Saturday, January 01, 2011

In Matters Bioethics

I am reproducing here a blog entry that appeared over at retraction watch. It affects a plagiarized paper in BMC Medical Ethics. The paper plagiarized from an article we had published in Bioethics in 2009. Appreciate the irony.


Irony alert: Shades of plagiarism undo med ethics paper on terminal care


With some conservatives fulminating over President Obama’s eternal lust for “death panels,” we have our own case of end-of-life outrage to report.
BMC Medical Ethics has retracted a November 2010 paper by two authors from Mayo Clinic whose manuscript — “End-of-life discontinuation of destination therapy with cardiac and ventilatory support medical devices: physician-assisted death or allowing the patient to die?” — contained passages that closely echoed those in another article, “Moral fictions and medical ethics,” published online in July 2009 in the journal Bioethics.
According to the retraction notice:
The authors have voluntarily retracted this article and it is no longer available for online public display because portions of the article are similar to a previous publication. While there was no intention to use pre-existing work without appropriate attribution, the authors nonetheless extend their apologies [to the authors and and all others concerned].
The article does appear to still be available, however.
The authors, Mohamed Y. Rady and Joseph L. Verheijde, have published nearly 60 articles together since 2006, on topics ranging from organ donation and the Islamic religion to whether discontinuing life support in patients who have experienced cardiac death in order to harvest their organs for transplantation constitutes homicide under state law (it likely does, they argue). Other than the BMC Medical Ethics paper, it does not appear that any of their previous papers has been retracted.
We find the retraction notice more than a little opaque and confusing. It’s unclear how “similar” the article was to the Bioethics paper it offended. But why not use the word “plagiarism” to describe the similarities? Also, how convincing is that “no intention” disclaimer? (Not very, as it happens, as you’ll soon learn.) And why is the article still available?
We’ve emailed the editor of BMC Medical Ethics for an answer to these questions and will update this post when we learn more.
Meanwhile, we spoke to Franklin G. Miller, a bioethicist at the National Institutes of Health and first author of the plagiarized Bioethics paper.
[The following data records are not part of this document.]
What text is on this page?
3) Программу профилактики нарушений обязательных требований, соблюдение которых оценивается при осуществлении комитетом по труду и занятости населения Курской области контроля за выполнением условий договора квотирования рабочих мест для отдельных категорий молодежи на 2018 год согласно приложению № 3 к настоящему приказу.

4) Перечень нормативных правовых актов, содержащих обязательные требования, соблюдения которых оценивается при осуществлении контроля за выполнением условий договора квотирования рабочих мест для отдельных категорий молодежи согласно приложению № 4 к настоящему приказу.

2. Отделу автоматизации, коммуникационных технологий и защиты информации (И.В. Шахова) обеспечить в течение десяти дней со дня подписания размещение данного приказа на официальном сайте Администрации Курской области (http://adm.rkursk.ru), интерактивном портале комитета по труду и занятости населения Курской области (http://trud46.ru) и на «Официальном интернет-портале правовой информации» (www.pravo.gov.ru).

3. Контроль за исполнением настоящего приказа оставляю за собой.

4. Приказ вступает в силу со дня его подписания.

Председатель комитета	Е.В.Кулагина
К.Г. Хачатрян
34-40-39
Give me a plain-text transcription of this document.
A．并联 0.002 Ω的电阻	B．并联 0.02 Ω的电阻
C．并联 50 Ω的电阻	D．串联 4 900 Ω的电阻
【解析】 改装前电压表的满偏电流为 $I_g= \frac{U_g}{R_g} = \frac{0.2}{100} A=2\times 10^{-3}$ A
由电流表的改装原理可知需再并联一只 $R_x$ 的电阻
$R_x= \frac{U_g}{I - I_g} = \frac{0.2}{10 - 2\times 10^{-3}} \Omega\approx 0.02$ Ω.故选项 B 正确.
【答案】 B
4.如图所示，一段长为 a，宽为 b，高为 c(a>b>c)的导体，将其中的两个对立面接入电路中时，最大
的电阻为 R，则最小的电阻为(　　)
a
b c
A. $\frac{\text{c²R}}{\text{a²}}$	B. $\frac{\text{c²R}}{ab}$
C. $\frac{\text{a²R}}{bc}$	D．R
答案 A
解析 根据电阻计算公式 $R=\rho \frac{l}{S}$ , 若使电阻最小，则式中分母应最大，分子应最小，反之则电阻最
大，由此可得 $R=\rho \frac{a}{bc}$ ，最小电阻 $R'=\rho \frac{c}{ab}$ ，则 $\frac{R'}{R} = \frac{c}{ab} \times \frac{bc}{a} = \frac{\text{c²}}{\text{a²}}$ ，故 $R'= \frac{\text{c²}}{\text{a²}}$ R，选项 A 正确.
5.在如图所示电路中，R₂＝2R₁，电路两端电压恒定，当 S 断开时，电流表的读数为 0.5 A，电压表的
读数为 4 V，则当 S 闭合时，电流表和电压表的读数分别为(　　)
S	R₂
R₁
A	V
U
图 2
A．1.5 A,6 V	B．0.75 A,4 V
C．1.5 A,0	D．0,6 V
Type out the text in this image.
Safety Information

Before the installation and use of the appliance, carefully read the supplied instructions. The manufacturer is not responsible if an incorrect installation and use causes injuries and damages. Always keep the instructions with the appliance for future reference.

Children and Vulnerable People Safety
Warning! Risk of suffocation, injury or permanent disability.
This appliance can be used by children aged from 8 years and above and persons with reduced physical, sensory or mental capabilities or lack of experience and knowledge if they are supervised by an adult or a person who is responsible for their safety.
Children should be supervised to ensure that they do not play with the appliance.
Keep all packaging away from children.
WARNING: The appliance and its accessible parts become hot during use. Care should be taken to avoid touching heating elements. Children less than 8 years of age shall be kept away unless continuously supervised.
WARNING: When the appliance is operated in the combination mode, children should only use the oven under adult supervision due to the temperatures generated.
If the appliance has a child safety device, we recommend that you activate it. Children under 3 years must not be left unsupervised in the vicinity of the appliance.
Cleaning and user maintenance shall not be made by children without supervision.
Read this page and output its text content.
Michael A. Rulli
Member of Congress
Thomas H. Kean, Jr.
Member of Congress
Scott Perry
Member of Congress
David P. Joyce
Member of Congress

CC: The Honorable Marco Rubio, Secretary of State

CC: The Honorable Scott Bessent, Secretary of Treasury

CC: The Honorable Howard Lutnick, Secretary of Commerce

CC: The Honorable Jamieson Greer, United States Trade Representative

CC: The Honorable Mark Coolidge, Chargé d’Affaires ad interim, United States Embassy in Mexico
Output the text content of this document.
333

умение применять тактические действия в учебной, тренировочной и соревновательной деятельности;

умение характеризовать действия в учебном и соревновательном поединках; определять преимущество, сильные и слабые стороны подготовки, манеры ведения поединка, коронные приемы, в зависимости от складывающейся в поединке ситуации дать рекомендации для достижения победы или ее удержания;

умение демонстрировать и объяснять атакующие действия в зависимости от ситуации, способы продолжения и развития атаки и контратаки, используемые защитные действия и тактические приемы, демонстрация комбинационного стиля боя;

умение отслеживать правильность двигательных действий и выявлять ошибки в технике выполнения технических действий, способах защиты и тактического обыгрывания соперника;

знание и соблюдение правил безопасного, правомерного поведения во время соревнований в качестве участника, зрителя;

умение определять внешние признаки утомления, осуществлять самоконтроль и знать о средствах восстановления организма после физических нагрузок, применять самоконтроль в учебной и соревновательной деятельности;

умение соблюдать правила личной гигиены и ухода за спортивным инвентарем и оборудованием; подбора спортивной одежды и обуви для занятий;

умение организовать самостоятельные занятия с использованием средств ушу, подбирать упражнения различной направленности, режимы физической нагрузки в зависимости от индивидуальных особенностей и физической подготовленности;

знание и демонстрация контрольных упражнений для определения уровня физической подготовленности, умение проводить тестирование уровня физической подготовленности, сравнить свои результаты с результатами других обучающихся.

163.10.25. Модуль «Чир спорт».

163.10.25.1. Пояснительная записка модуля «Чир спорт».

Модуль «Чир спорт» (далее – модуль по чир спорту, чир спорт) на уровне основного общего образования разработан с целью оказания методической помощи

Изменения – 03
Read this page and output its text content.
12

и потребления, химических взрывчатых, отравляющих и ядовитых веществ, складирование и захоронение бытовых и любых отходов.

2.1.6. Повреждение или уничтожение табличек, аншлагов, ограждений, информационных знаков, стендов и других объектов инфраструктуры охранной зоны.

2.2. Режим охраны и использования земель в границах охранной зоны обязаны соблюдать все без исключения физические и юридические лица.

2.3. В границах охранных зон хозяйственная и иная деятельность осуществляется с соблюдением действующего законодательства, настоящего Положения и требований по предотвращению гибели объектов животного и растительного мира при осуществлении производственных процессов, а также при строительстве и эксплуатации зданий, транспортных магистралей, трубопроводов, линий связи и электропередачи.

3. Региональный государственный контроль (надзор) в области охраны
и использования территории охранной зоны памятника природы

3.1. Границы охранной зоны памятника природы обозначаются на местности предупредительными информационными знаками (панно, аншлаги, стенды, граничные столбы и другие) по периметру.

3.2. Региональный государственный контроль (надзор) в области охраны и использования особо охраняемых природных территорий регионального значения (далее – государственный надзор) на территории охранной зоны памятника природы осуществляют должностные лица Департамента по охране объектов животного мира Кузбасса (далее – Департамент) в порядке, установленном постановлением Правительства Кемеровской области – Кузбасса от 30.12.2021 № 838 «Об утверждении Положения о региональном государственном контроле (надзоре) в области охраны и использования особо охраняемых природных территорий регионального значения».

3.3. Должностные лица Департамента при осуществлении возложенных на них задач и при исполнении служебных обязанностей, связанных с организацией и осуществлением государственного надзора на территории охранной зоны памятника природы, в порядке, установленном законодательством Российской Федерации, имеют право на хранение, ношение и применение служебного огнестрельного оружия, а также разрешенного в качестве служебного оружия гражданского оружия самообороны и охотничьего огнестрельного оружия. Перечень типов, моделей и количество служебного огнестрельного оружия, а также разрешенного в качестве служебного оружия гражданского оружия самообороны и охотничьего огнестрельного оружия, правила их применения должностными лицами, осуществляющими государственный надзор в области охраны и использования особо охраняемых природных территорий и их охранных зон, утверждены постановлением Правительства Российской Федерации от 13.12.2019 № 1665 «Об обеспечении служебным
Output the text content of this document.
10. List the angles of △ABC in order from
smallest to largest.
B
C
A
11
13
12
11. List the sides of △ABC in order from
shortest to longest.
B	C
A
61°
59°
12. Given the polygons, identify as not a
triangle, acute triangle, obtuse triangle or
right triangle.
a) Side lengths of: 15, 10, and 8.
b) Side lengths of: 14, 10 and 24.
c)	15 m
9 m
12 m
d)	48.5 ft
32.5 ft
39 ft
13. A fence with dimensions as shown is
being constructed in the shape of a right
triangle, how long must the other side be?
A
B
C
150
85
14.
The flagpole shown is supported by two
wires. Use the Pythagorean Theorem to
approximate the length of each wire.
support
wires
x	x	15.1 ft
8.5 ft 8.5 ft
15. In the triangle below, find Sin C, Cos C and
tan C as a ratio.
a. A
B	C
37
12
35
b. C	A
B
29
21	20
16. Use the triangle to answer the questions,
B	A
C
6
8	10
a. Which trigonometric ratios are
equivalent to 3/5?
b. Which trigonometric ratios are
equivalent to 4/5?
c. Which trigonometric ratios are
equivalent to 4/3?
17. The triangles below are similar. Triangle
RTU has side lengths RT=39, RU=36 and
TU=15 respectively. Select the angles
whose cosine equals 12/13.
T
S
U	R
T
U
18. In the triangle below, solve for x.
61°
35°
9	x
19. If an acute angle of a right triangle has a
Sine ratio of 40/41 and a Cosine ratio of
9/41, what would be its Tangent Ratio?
Miller, to whom the retraction notice specifically apologizes, said he discovered the offending material this fall when he chanced upon the BMC Medical Ethics article.
I first saw a citation to a piece of mine in Bioethics, but then I had the feeling some of this language sounded a little familiar to me. I looked side by side at the two articles and I found extensive passages that were lifted—some were verbatim, some had a couple of minor word changes. There was a citation, but only one, and no quotation marks. They had essentially appropriated our language, our arguments, and our analysis as their own.”
Miller said he contacted the journal, which conducted an investigation.
At first they said they were going to issue a correction, which I said was not satisfactory. Finally the legal dept of the publisher of Bioethics got into the act, and that led to the retraction.
Miller said he is “very dissatisfied” with the retraction notice for its failure to use the word plagiarism and its claim that the misappropriation was inadvertent.
To say that it wasn’t intentional is mind-boggling. You cannot systematically lift someone else’s text without intending to do it. It seems not possible. A sentence or two, maybe, but not paragraphs.
Miller said he now has discovered plagiarism of his own work five times over the course of his 20-year career in bioethics. On two other occasions, he detected plagiarism of someone else’s work.
To my mind, in bioethics, one time in 30 years is a lot.
Rady did not immediately return an e-mail requesting comment.